Well- that’s interesting. Why would Yosef assume the brothers would be quarrelsome along the way? They’d just been told that their greatest crime was forgiven and their whole family would be saved in the famine!

Our aforementioned friend Rashi offers no less than three answers to this question, two of which we are going to leave for another day (but which you can find here.) Rashi says the simple answer is that because the brothers were so ashamed of what they had done to Yosef years earlier, they would argue along the way about who was really responsible, pointing the finger at one another and saying “because of you he was sold, you spoke badly of him and caused us to hate him.”

What makes this a subtle and perceptive interpretation is the implication that the brothers will feel ashamed and blame each other not because they’re in trouble, but after Yosef has spoken kindly to them and, as above, drawn them close to him and told them not to worry anymore. (Cf. 45:5-6) That is, being forgiven does not end the process of moral introspection but may actually evoke more of it, precisely because not worrying about retribution means that the offending party need fear no judge but himself.

The brothers were not only shocked to find out that their long-sold brother was the Prime Minister of Egypt; they were also shocked that his first words were ones of reconciliation.
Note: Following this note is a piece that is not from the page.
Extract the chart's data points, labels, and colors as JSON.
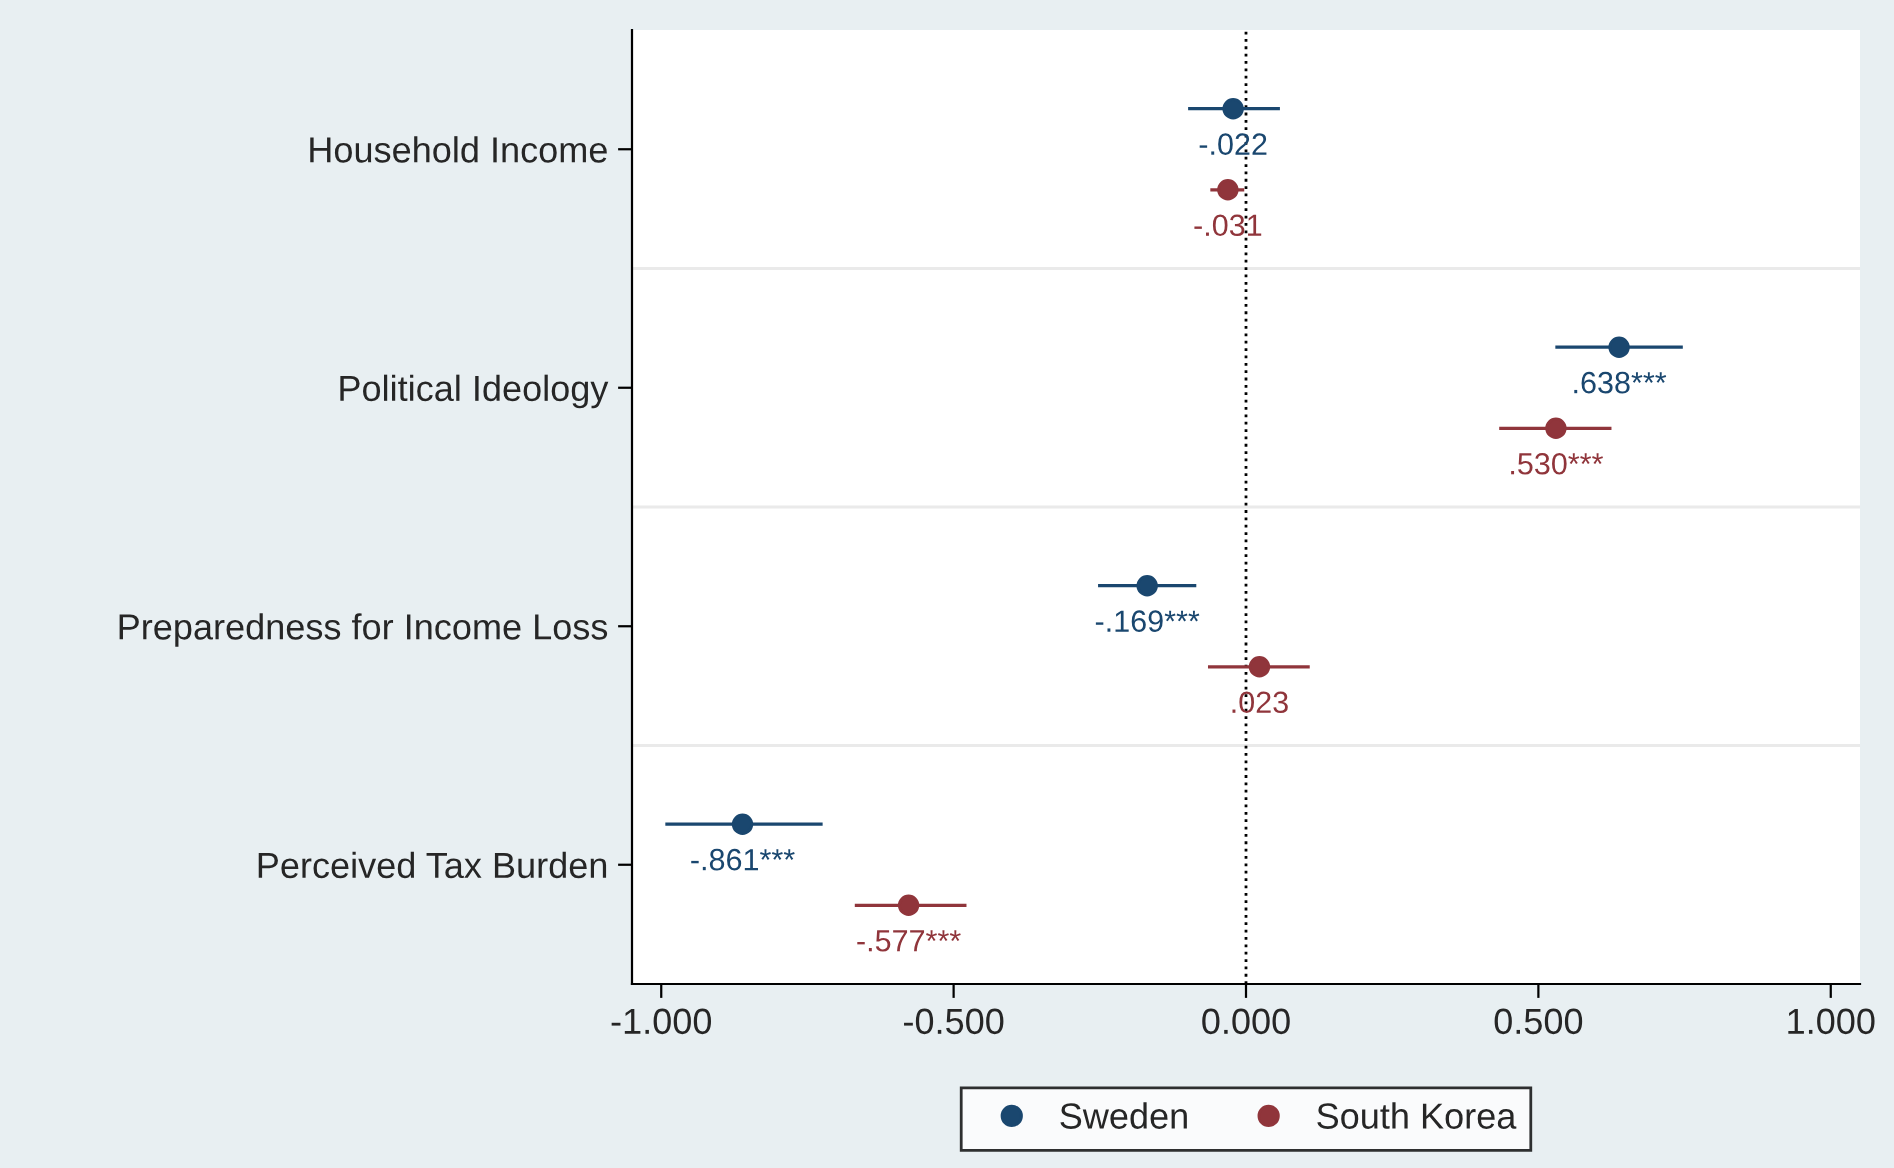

I can only imagine that after years of denying the pangs of conscience, guilt would turn on itself in anger and blame among themselves once the brothers experienced Yosef’s magnanimity. Hence- Yosef’s acute awareness that the process of reconciliation and forgiveness is not over with one act, but will play out over years, even decades, coming up again after their father dies some 17 years later.

We learn from this that peace is not cheap, but requires attention and care, conversation and conscience, honesty and courage, from all parties. Forgiveness doesn’t happen once and it’s over; it is something that grows with effort and love.